Prior to November 1, 2009, the Company, at the inception of a derivative contract, designated the derivative as a cash flow hedge. For all derivatives designated as cash flow hedges, the Company formally documented the relationship between the derivative contract and the hedged items, as well as the risk management objective for entering into the derivative contract. To be designated as a cash flow hedge transaction, the relationship between the derivative and the hedged items must be highly effective in achieving the offset of changes in cash flows attributable to the risk both at the inception of the derivative and on an ongoing basis. The Company historically measured hedge effectiveness on a quarterly basis and hedge accounting would be discontinued prospectively if it determined that the derivative was no longer effective in offsetting changes in the cash flows of the hedged item. Gains and losses deferred in accumulated other comprehensive income (loss) related to cash flow hedge derivatives that become ineffective remain unchanged until the related production was delivered. If the Company determined that it was probable that a hedged forecasted transaction would not occur, deferred gains or losses on the derivative were recognized in earnings immediately.

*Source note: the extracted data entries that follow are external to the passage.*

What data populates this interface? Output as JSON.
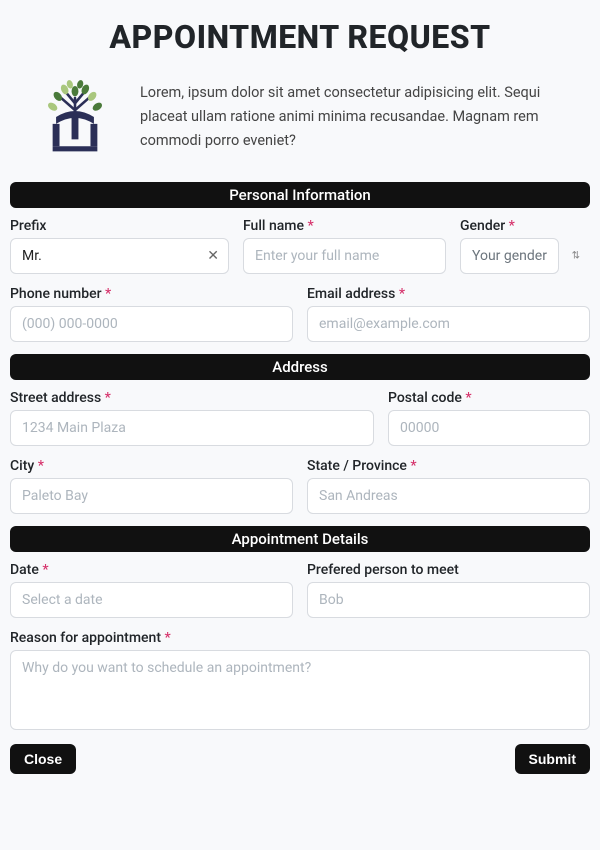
{
  "title": "APPOINTMENT REQUEST",
  "intro": "Lorem, ipsum dolor sit amet consectetur adipisicing elit. Sequi placeat ullam ratione animi minima recusandae. Magnam rem commodi porro eveniet?",
  "sections": {
    "personal": "Personal Information",
    "address": "Address",
    "details": "Appointment Details"
  },
  "fields": {
    "prefix": {
      "label": "Prefix",
      "value": "Mr."
    },
    "fullname": {
      "label": "Full name",
      "placeholder": "Enter your full name",
      "required": true
    },
    "gender": {
      "label": "Gender",
      "placeholder": "Your gender",
      "required": true
    },
    "phone": {
      "label": "Phone number",
      "placeholder": "(000) 000-0000",
      "required": true
    },
    "email": {
      "label": "Email address",
      "placeholder": "email@example.com",
      "required": true
    },
    "street": {
      "label": "Street address",
      "placeholder": "1234 Main Plaza",
      "required": true
    },
    "postal": {
      "label": "Postal code",
      "placeholder": "00000",
      "required": true
    },
    "city": {
      "label": "City",
      "placeholder": "Paleto Bay",
      "required": true
    },
    "state": {
      "label": "State / Province",
      "placeholder": "San Andreas",
      "required": true
    },
    "date": {
      "label": "Date",
      "placeholder": "Select a date",
      "required": true
    },
    "person": {
      "label": "Prefered person to meet",
      "placeholder": "Bob"
    },
    "reason": {
      "label": "Reason for appointment",
      "placeholder": "Why do you want to schedule an appointment?",
      "required": true
    }
  },
  "buttons": {
    "close": "Close",
    "submit": "Submit"
  },
  "required_mark": "*"
}
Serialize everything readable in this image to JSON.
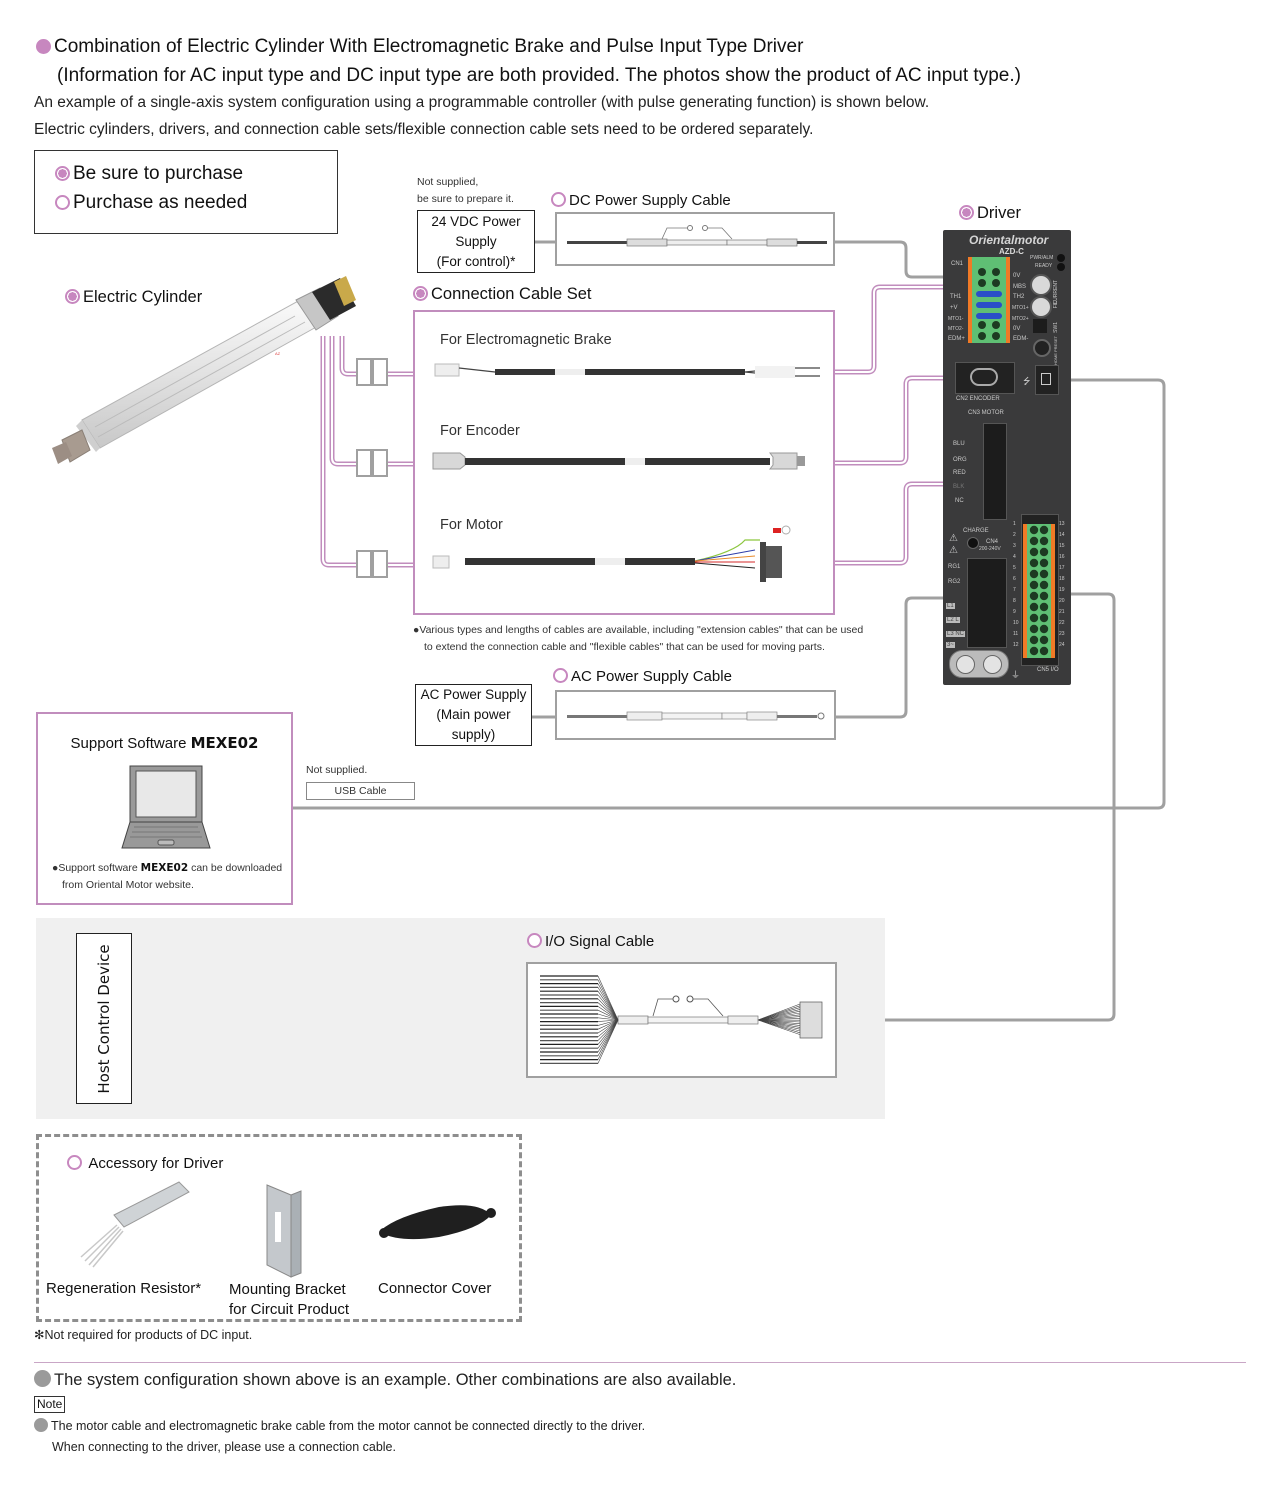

Derivatives, historically, were recorded on the balance sheet at fair value and changes in the fair value of derivatives were recorded each period in current earnings or other comprehensive income (loss), depending on whether a derivative was designated as part of a hedge transaction and, if it was, depending on the type of hedge transaction. The Company's derivatives historically consisted primarily of cash flow hedge transactions in which the Company was hedging the variability of cash flows related to a forecasted transaction. Period to period changes in the fair value of derivative instruments designated as cash flow hedges were reported in accumulated other comprehensive income (loss) and reclassified to earnings in the periods in which the hedged item impacts earnings. The ineffective portion of the cash flow hedges were reflected in current period earnings as gain or loss from derivatives. Gains and losses on derivative instruments that did not qualify for hedge accounting were included in income or loss from derivatives in the period in which they occur. The resulting cash flows from derivatives were reported as cash flows from operating activities.

Impairment
Long-lived assets to be held and used are required to be reviewed for impairment whenever events or changes in circumstances indicate that the carrying amount of an asset may not be recoverable. Crude oil and natural gas properties accounted for using the full cost method of accounting (which the Company uses) are excluded from this requirement but continue to be subject to the full cost method's impairment rules. There was no impairment recorded for the three months and nine months ended September 30, 2013 and 2012.
New Accounting Pronouncements

From time to time, new accounting pronouncements are issued by FASB that are adopted by the Company as of the specified effective date. If not discussed, management believes that the impact of recently issued standards, which are not yet effective, will not have a material impact on the Company's financial statements upon adoption.

Recently Adopted

Balance Sheet Offsetting — In December 2011, the FASB issued Balance Sheet (Topic 210) — Disclosures about Offsetting Assets and Liabilities (ASU No. 2011-11), which requires disclosures regarding netting arrangements in agreements underlying derivatives, certain financial instruments and related collateral amounts, and the extent to which an entity's financial statement presentation policies related to netting arrangements impact amounts recorded to the financial statements. In January 2013, the FASB issued Balance Sheet (Topic 210) — Clarifying the Scope of Disclosures about Offsetting Assets and Liabilities (ASU No. 2013-01) to clarify the specific instruments that should be considered in these disclosures. These disclosure requirements do not affect the presentation of amounts in the balance sheets, and were effective for annual reporting periods beginning on or after January 1, 2013, and interim periods within those annual reporting periods.